UN reports on opium, women and post-conflict environments win US awards

UN reports on opium, women and post-conflict environments win US awards

Need recommendations on sustainable ways of eliminating Afghanistan's opium trade, or handling the environmental consequences of the war in Iraq, or assessing the social protection of women in Asia?
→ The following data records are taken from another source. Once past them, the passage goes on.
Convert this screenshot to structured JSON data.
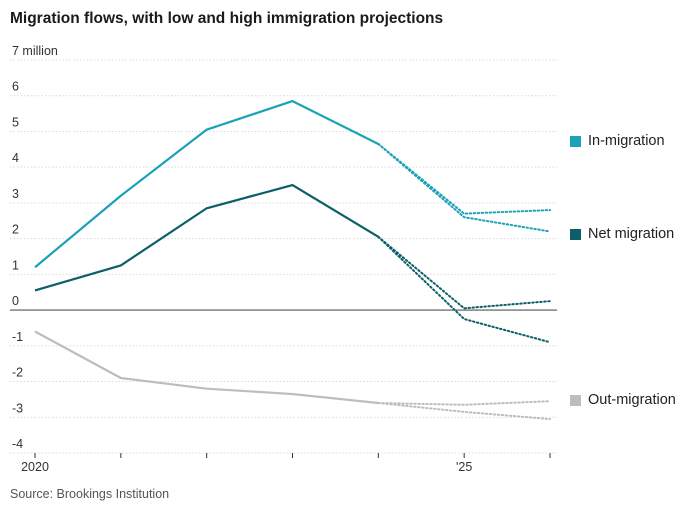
{
  "title": "Migration flows, with low and high immigration projections",
  "source": "Source: Brookings Institution",
  "chart_data": {
    "type": "line",
    "title": "Migration flows, with low and high immigration projections",
    "xlabel": "",
    "ylabel": "",
    "y_unit_label": "7 million",
    "ylim": [
      -4,
      7
    ],
    "yticks": [
      "7 million",
      "6",
      "5",
      "4",
      "3",
      "2",
      "1",
      "0",
      "-1",
      "-2",
      "-3",
      "-4"
    ],
    "x_tick_labels": [
      "2020",
      "'25"
    ],
    "x": [
      2020,
      2021,
      2022,
      2023,
      2024,
      2025,
      2026
    ],
    "grid": true,
    "legend": "right",
    "series": [
      {
        "name": "In-migration",
        "color": "#1aa2b8",
        "actual": [
          [
            2020,
            1.2
          ],
          [
            2021,
            3.2
          ],
          [
            2022,
            5.05
          ],
          [
            2023,
            5.85
          ],
          [
            2024,
            4.65
          ]
        ],
        "projection_high": [
          [
            2024,
            4.65
          ],
          [
            2025,
            2.7
          ],
          [
            2026,
            2.8
          ]
        ],
        "projection_low": [
          [
            2024,
            4.65
          ],
          [
            2025,
            2.6
          ],
          [
            2026,
            2.2
          ]
        ]
      },
      {
        "name": "Net migration",
        "color": "#0c5f68",
        "actual": [
          [
            2020,
            0.55
          ],
          [
            2021,
            1.25
          ],
          [
            2022,
            2.85
          ],
          [
            2023,
            3.5
          ],
          [
            2024,
            2.05
          ]
        ],
        "projection_high": [
          [
            2024,
            2.05
          ],
          [
            2025,
            0.05
          ],
          [
            2026,
            0.25
          ]
        ],
        "projection_low": [
          [
            2024,
            2.05
          ],
          [
            2025,
            -0.25
          ],
          [
            2026,
            -0.9
          ]
        ]
      },
      {
        "name": "Out-migration",
        "color": "#bdbdbd",
        "actual": [
          [
            2020,
            -0.6
          ],
          [
            2021,
            -1.9
          ],
          [
            2022,
            -2.2
          ],
          [
            2023,
            -2.35
          ],
          [
            2024,
            -2.6
          ]
        ],
        "projection_high": [
          [
            2024,
            -2.6
          ],
          [
            2025,
            -2.65
          ],
          [
            2026,
            -2.55
          ]
        ],
        "projection_low": [
          [
            2024,
            -2.6
          ],
          [
            2025,
            -2.85
          ],
          [
            2026,
            -3.05
          ]
        ]
      }
    ]
  }
}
United Nations reports on these topics have won awards from the American Library Association's (ALA) Library Journal.

A fourth winner of a "Notable Government Document Awards 2003" is a report on HIV/AIDS and migrant populations in southern Africa, compiled by the International Organization for Migration (IOM).

A UN Office on Drugs and Crime (UNODC) publication, "The Opium Economy in Afghanistan: An International Problem," records not only the cultivation, production, finance, trade and consumption that have built the illicit economy, but also "the dynamics, the reasons for its success, its beneficiaries and victims, and the problems it had caused both at home and abroad."

UNODC Executive Director Antonio Maria Costa points out that the publication includes recommendations for breaking the economic hold of opium.

They are: "to help poor farmers decide in favour of licit crops; to replace narco-usury with a proper credit system and micro-lending; to provide jobs to women and to itinerant workers; to provide education to children, particularly girls; to turn opium bazaars into modern commodity markets; and to neutralize traffickers' and warlords' efforts to keep the evil trade alive," he says.

The UN Environment Programme's (UNEP) "Desk Study on the Environment in Iraq," extrapolating from earlier conflicts, recommends tackling the environmental effects of the war as soon as practicable. Of particular concern are water and power supplies, sanitation problems and pollution spreading from war-damaged sites.

"Social Safety Nets for Women," a study by the Economic and Social Commission for Asia and the Pacific (ESCAP), looks at formal and informal social protections for women in China, Indonesia, Japan, Republic of Korea, Malaysia and Thailand.